Gastroesophageal reflux disease

Gastroesophageal reflux disease (GERD), gastric reflux disease, or acid reflux disease is a chronic symptom of mucosal damage caused by stomach acid coming up from the stomach into the esophagus. Gastroesophageal reflux disease (GERD) is common, occurring in 30 to 40% of adults.

Symptoms:

  • The most prominent symptom of GERD is heartburn, with or without regurgitation (backflow of blood through a defective heart valve.) of gastric contents into the mouth.
  • Infants present with vomiting, irritability, anorexia, and sometimes symptoms of chronic aspiration(drawing breath). Both adults and infants with chronic aspiration may have cough, hoarseness, or wheezing.

Diagnosis:

  • Typical symptoms are present
  • Clinical diagnosis
  • Endoscopy for those not responding to empiric treatment
  • 24-h pH testing for those with typical symptoms but normal endoscopy.

If Prescription Contains:

  • Proton pump inhibitors (Omeprazole etc)
  • H2 receptor blockers (Ranitidine)
  • antacids with or without alginic acid.

Drug and Dose:

  • Proton-pump inhibitors (omeprazole) are the most effective followed by H2 receptor blockers (ranitidine). If a once-daily PPI is only partially effective they may be used twice a day. They should be taken half to one hour before a meal.
  • When these medications are used long term, the lowest effective dose should be taken.  H2 receptor blockers lead to roughly a 40% improvement.
  • The evidence for antacids is weaker with a benefit of about 10% (NNT=13) while a combination of an antacid and alginic acid (such as Gaviscon) may improve symptoms 60% (NNT=4).
  • Sucralfate has similar effectiveness to H2 receptor blockers; however, sucralfate needs to be taken multiple times a day, thus limiting its use.
  • Adults can be given omeprazole  20 mg, lansoprazole 30 mg, or esomeprazole 40 mg 30 min before breakfast. In some cases, proton pump inhibitors may be given bid.
  • Infants and children may be given these drugs at an appropriate lower single daily dose (ie, omeprazole 20 mg in children > 3 yr, 10 mg in children < 3 yr; lansoprazole 15 mg in children ≤ 30 kg, 30 mg in children > 30 kg).
  • These drugs may be continued long-term, but the dose should be adjusted to the minimum required. H2 blockers (eg, ranitidine 150 mg at bedtime) or promotility agents (eg, metoclopramide 10 mg po 30 min before meals and at bedtime) are less effective.

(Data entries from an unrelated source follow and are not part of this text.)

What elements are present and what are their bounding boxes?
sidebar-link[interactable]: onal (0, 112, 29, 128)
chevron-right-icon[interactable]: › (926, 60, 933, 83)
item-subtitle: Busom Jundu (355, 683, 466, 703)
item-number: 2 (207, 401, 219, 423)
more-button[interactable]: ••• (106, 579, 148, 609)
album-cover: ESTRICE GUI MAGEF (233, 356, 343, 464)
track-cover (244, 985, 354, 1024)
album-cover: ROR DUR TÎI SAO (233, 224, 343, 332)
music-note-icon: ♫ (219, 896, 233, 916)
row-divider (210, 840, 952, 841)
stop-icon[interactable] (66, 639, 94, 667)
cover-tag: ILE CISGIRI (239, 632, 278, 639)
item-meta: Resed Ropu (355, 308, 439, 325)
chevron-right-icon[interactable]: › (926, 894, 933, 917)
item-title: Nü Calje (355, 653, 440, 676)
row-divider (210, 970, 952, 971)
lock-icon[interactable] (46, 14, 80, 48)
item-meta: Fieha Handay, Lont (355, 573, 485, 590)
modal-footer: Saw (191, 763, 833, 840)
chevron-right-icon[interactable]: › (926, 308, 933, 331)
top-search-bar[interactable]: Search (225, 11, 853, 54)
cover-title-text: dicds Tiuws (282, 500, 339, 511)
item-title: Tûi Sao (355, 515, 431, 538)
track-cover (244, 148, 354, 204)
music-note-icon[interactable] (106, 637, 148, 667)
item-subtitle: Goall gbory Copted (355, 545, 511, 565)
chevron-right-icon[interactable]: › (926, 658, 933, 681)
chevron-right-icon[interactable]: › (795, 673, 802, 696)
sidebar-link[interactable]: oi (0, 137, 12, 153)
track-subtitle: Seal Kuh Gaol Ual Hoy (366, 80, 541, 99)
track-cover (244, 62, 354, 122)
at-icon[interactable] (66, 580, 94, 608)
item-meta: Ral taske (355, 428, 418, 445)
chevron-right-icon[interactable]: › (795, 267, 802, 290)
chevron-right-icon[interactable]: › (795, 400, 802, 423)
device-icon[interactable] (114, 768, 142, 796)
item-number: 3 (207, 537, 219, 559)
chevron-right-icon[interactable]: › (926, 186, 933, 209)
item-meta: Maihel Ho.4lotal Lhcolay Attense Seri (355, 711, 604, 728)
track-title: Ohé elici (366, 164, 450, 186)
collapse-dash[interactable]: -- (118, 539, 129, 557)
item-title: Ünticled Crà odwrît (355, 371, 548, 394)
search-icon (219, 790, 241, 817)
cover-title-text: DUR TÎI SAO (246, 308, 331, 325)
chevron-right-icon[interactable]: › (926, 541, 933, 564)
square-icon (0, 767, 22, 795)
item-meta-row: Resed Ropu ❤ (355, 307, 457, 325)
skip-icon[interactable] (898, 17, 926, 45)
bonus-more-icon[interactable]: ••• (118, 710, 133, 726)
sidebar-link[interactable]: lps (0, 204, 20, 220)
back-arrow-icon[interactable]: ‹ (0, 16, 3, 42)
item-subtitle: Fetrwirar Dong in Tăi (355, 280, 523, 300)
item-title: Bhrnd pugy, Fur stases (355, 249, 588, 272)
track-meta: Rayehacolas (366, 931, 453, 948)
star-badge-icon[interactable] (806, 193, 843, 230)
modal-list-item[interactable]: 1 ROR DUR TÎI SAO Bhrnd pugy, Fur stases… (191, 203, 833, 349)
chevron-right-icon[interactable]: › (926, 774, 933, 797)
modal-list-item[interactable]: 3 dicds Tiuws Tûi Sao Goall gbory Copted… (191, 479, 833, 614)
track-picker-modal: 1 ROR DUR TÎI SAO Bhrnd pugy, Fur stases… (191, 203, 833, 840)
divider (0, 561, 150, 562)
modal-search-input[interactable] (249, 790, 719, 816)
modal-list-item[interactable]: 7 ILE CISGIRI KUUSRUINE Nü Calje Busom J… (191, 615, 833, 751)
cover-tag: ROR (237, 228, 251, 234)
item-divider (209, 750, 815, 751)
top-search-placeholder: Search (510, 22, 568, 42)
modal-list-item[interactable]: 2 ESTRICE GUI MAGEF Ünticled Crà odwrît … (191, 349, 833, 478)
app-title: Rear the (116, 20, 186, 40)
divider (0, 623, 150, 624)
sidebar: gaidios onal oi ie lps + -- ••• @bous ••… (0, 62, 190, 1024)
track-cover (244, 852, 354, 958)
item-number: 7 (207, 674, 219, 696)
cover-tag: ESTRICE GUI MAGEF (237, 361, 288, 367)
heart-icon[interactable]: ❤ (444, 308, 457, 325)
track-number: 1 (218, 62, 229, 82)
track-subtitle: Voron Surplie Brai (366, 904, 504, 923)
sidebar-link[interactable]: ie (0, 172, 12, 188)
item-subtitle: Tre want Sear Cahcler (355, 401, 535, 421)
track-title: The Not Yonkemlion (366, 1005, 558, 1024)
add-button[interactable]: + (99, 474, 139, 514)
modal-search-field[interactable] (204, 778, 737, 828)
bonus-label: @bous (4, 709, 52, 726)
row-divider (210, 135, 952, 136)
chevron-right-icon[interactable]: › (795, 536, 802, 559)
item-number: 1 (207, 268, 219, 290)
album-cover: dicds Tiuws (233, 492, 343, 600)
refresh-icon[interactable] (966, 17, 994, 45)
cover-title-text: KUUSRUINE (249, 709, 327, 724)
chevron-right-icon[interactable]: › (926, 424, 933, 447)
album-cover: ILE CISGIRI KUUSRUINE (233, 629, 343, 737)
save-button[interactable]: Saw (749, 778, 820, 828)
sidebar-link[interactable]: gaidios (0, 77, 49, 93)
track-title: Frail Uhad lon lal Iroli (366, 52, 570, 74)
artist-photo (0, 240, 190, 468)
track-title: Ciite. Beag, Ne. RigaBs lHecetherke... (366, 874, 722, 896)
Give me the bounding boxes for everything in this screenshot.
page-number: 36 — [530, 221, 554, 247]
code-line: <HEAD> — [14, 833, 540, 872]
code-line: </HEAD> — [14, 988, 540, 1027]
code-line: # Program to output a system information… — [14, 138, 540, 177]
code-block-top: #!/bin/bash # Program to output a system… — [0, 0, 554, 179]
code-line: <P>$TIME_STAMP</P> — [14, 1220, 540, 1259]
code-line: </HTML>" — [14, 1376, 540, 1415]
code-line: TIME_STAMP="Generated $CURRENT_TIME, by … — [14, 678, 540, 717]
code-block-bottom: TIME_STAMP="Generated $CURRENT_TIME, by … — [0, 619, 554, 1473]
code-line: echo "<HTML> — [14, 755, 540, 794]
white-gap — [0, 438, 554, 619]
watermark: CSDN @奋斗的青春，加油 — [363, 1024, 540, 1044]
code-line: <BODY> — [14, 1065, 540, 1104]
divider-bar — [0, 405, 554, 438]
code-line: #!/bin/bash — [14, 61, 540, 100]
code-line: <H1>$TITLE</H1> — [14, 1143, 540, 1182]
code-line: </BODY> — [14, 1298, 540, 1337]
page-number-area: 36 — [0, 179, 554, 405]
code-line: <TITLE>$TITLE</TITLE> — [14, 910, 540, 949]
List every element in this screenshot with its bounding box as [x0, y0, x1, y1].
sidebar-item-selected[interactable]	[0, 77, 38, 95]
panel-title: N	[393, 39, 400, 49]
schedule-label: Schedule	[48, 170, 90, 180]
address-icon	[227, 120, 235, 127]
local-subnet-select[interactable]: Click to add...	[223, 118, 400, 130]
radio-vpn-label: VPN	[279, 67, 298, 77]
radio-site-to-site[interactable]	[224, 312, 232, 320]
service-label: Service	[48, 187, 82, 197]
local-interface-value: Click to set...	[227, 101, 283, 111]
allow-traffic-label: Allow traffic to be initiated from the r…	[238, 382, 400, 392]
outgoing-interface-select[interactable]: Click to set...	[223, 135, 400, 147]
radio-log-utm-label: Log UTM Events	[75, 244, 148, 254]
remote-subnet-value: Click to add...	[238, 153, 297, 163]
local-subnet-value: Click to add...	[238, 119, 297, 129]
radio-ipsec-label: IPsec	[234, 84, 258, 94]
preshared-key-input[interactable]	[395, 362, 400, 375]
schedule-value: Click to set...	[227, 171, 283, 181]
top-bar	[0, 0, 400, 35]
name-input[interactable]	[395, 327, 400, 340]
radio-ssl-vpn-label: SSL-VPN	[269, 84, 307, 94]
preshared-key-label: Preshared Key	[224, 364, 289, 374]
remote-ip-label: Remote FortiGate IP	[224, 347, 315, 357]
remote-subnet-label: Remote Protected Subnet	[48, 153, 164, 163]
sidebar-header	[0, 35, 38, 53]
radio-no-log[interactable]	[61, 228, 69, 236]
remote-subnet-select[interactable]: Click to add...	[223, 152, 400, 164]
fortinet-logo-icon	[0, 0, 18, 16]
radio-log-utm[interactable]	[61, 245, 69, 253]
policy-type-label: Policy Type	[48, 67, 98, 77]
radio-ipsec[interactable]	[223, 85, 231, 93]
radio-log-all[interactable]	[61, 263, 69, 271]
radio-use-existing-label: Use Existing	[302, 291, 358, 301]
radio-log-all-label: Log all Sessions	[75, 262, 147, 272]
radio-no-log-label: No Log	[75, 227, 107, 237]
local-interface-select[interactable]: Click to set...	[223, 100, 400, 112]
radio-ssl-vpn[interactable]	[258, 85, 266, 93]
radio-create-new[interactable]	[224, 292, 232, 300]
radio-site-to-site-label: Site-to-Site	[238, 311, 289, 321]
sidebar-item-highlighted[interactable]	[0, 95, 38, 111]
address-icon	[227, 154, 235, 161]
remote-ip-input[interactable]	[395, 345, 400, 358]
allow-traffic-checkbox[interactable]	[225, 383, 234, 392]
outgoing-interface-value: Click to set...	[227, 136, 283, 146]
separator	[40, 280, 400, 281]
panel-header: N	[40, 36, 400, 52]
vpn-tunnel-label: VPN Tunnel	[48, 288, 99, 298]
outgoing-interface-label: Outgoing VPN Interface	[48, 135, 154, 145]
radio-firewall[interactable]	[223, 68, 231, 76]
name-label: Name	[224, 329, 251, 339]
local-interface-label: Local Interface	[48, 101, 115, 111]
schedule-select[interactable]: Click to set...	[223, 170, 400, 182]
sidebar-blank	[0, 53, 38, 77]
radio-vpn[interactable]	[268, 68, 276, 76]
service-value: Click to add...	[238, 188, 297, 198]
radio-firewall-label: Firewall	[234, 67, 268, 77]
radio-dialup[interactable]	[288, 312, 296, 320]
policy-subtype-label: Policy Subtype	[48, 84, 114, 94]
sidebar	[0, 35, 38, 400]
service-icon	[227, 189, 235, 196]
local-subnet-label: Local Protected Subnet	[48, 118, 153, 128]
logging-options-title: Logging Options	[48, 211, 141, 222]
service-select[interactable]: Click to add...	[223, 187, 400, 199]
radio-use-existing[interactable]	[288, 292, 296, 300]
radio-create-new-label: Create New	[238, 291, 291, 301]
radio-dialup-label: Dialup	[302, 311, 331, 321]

Management of uncomplicated GERD: Consists of elevating the head of the bed about 15 cm (6 in).

Avoiding the following:

  • Eating within 2 to 3 h of bedtime, strong stimulants of acid secretion (eg, coffee, alcohol), certain drugs (eg: anticholinergics), specific foods (eg, fats, chocolate), and smoking.
  • Anti-reflux surgery (usually via laparoscopy) is done on patients with serious esophagitis, large Hiatal hernias, hemorrhage, stricture, or ulcers. Esophageal strictures are managed by repeated balloon dilation.

Pregnancy:

  • In pregnancy, dietary modifications and lifestyle changes may be attempted, but often have little effect. Calcium-based antacids are recommended if these changes are not effective. Aluminum- and magnesium-based antacids are also safe, as is ranitidine and PPIs.

Infants:

  • Infants may see relief with changes in feeding techniques, such as smaller, more frequent feedings, changes in position during feedings, or more frequent burping during feedings.
  • They may also be treated with medicines such as ranitidine or proton pump inhibitors. Proton pump inhibitors, however, have not been found to be effective in this population and there is a lack of evidence for safety.